PKK nın Kürt sorununa ilişkin İslami temelde çözümler sunan dindar bölge halkının kendi imkanlarıyla kurduğu STK'larına, camilerine, Kur'an kurslarına ve bu kurumlarda hizmet veren mütedeyyin insanlara saldırması hem İslam düşmanlığını hem de bölgede Muhafazakar Kürt halkına yaptığı baskıyı göstermektedir. Biliyoruz ki bölge halkının yüzde 80 i muhafazalar Kürtlerden oluşuyor, bu çoğunluk Marksist-Leninist bir felsefe ve ideolojik temele dayanan bu örgüte destek vermemektedir. Buda Pkk nın zamanla kendine karşı yapılacak muhalefetten dolayı gözünü korkutmaktadır.

PKK'nın silah kullanarak, bölge halkı üzerinde bir faşist rejim, baskı rejimi kurmaya çalıştığı aşikardır. HDP nin de bu noktada çözüm süreci ve sonrasında siyasal sisteme şimdiden ayak uydurması gerekmektedir, çünkü bir siyasal partinin arkasını silahlı güçlere dayayarak siyaset yapması hiç demokratik değildir.
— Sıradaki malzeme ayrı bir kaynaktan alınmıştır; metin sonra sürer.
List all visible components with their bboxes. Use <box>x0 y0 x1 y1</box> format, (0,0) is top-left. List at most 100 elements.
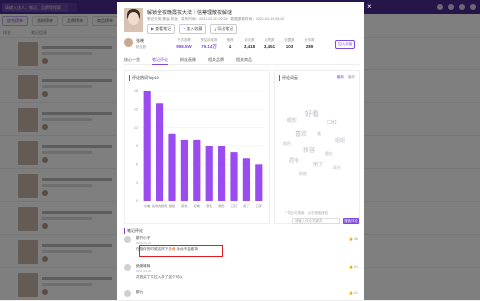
commenter-name[interactable]: 那九 <box>136 290 143 295</box>
hot-words-chart-panel: 评论热词Top10 0 3 6 9 12 15 18 好看 喜欢的颜色 姐姐 颜色 好看 眉毛 眼影 口红用… <box>124 70 270 224</box>
stat-label: 推荐 <box>226 38 234 42</box>
play-icon: ▶ <box>151 26 155 31</box>
word-cloud-word[interactable]: 妆容 <box>303 145 315 154</box>
tab-products[interactable]: 相关商品 <box>236 57 252 65</box>
highlighted-comment-box <box>139 245 223 257</box>
word-cloud-title: 评论词云 <box>279 75 298 81</box>
stat-item: 预估阅读数 79.14万 <box>198 37 220 50</box>
detail-tabs: 核心一览 笔记评论 粉丝画像 相关品牌 相关商品 <box>124 57 360 65</box>
tab-fans-profile[interactable]: 粉丝画像 <box>180 57 196 65</box>
comments-section-title: 笔记评论 <box>124 228 143 234</box>
stat-value: 3,418 <box>243 44 256 49</box>
word-cloud-word[interactable]: 粉底 <box>299 171 307 177</box>
chart-bar[interactable] <box>242 158 250 201</box>
avatar[interactable] <box>124 264 131 271</box>
y-tick-label: 12 <box>134 126 138 130</box>
chart-bar[interactable] <box>180 139 188 201</box>
stat-item: 评论数 3,418 <box>240 37 259 50</box>
stat-label: 点赞数 <box>264 38 275 42</box>
avatar[interactable] <box>124 38 133 47</box>
x-tick-label: 好看 <box>144 203 150 208</box>
stat-value: 103 <box>285 44 294 49</box>
add-favorite-button[interactable]: +加入收藏 <box>179 24 207 34</box>
chart-bar[interactable] <box>156 103 164 201</box>
word-cloud-word[interactable]: 眉毛 <box>289 157 299 164</box>
stat-value: 3,451 <box>263 44 276 49</box>
x-tick-label: 喜欢的颜色 <box>152 203 167 208</box>
x-tick-label: 眉毛 <box>206 203 212 208</box>
stat-value: 4 <box>228 44 232 49</box>
stat-label: 评论数 <box>244 38 255 42</box>
stat-label: 分享数 <box>304 38 315 42</box>
x-tick-label: 眼影 <box>219 203 225 208</box>
x-tick-label: 好看 <box>194 203 200 208</box>
note-cover-image <box>124 8 143 32</box>
tab-overview[interactable]: 核心一览 <box>124 57 140 65</box>
thumbs-up-icon: 👍 <box>348 265 353 269</box>
tab-comments[interactable]: 笔记评论 <box>152 57 168 65</box>
y-tick-label: 6 <box>136 163 138 167</box>
word-cloud-panel: 评论词云 最新 最热 好看眼影 口红喜欢 美姐姐颜色妆容腮红眉毛用了高光粉底 * 词… <box>274 70 360 224</box>
word-cloud-word[interactable]: 高光 <box>333 165 341 171</box>
hot-words-bar-chart: 0369121518好看 喜欢的颜色 姐姐 颜色 好看 眉毛 眼影 口红 用了 口罩 <box>134 89 265 208</box>
view-note-button[interactable]: ▶查看笔记 <box>147 24 176 34</box>
word-cloud-word[interactable]: 美 <box>317 131 321 137</box>
y-tick-label: 3 <box>136 181 138 185</box>
thumbs-up-icon: 👍 <box>348 291 353 295</box>
word-cloud-word[interactable]: 颜色 <box>283 141 291 147</box>
chart-bar[interactable] <box>168 133 176 201</box>
comment-time: 2021-03-22 <box>136 269 152 273</box>
view-note-label: 查看笔记 <box>155 26 172 31</box>
thumbs-up-icon: 👍 <box>348 237 353 241</box>
x-tick-label: 口罩 <box>256 203 262 208</box>
tab-brands[interactable]: 相关品牌 <box>208 57 224 65</box>
stat-item: 分享数 289 <box>300 37 319 50</box>
chart-bar[interactable] <box>218 146 226 201</box>
y-tick-label: 18 <box>134 89 138 93</box>
word-cloud-word[interactable]: 腮红 <box>325 151 333 157</box>
word-cloud-word[interactable]: 眼影 <box>287 117 297 124</box>
word-cloud-word[interactable]: 姐姐 <box>335 137 345 144</box>
sort-hottest-link[interactable]: 最热 <box>348 75 355 80</box>
chart-bar[interactable] <box>193 139 201 201</box>
comment-search-input[interactable]: 请输入评论关键词 <box>292 218 340 224</box>
close-icon[interactable]: × <box>367 3 372 11</box>
avatar[interactable] <box>124 236 131 243</box>
x-tick-label: 姐姐 <box>169 203 175 208</box>
stat-label: 千次观看 <box>177 38 191 42</box>
word-cloud-sort: 最新 最热 <box>337 75 355 80</box>
word-cloud-word[interactable]: 用了 <box>313 161 323 168</box>
chart-bar[interactable] <box>230 152 238 201</box>
stat-item: 点赞数 3,451 <box>260 37 279 50</box>
comment-like-count: 48 <box>354 237 358 241</box>
export-note-label: 导出笔记 <box>217 26 234 31</box>
note-title: 解锁全妆晚霞妆大法｜信蒂理散妆解谜 <box>147 10 233 16</box>
y-tick-label: 15 <box>134 108 138 112</box>
add-favorite-label: 加入收藏 <box>186 26 203 31</box>
avatar[interactable] <box>124 290 131 297</box>
x-tick-label: 颜色 <box>181 203 187 208</box>
chart-bar[interactable] <box>143 91 151 201</box>
comment-search-button[interactable]: 搜索评论 <box>343 218 359 224</box>
stat-label: 预估阅读数 <box>200 38 218 42</box>
chart-bar[interactable] <box>205 146 213 201</box>
x-tick-label: 口红 <box>231 203 237 208</box>
stat-value: 79.14万 <box>201 44 217 49</box>
comment-likes: 👍 41 <box>349 291 358 295</box>
y-tick-label: 9 <box>136 144 138 148</box>
word-cloud-note: * 词云可搜索，点击搜索按钮 <box>285 211 328 215</box>
word-cloud-word[interactable]: 好看 <box>305 109 319 119</box>
chart-bar[interactable] <box>255 164 263 201</box>
stat-label: 收藏数 <box>284 38 295 42</box>
comment-like-count: 41 <box>354 291 358 295</box>
export-note-button[interactable]: ⤓导出笔记 <box>210 24 238 34</box>
sort-latest-link[interactable]: 最新 <box>337 75 344 80</box>
note-stats: 千次观看 958.5W 预估阅读数 79.14万 推荐 4 评论数 3,418 … <box>173 37 320 50</box>
y-tick-label: 0 <box>136 199 138 203</box>
join-button[interactable]: 加入对接 <box>335 40 356 49</box>
word-cloud-word[interactable]: 口红 <box>327 119 337 126</box>
comment-like-count: 51 <box>354 265 358 269</box>
stat-value: 958.5W <box>176 44 192 49</box>
stat-item: 推荐 4 <box>223 37 237 50</box>
word-cloud-word[interactable]: 喜欢 <box>295 129 307 138</box>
Çözüm sürecinin başarılı bir şekilde neticelenmesi sonrasında bölgede PKK nın Kürt halkına baskısı ve HDP'nin silahlı bir örgüte sırt dayayarak siyaset yapmaya çalışması, Uzun vadede Kürt halkının kendi içinde gerilmesine, huzursuz olmasına neden olacaktır.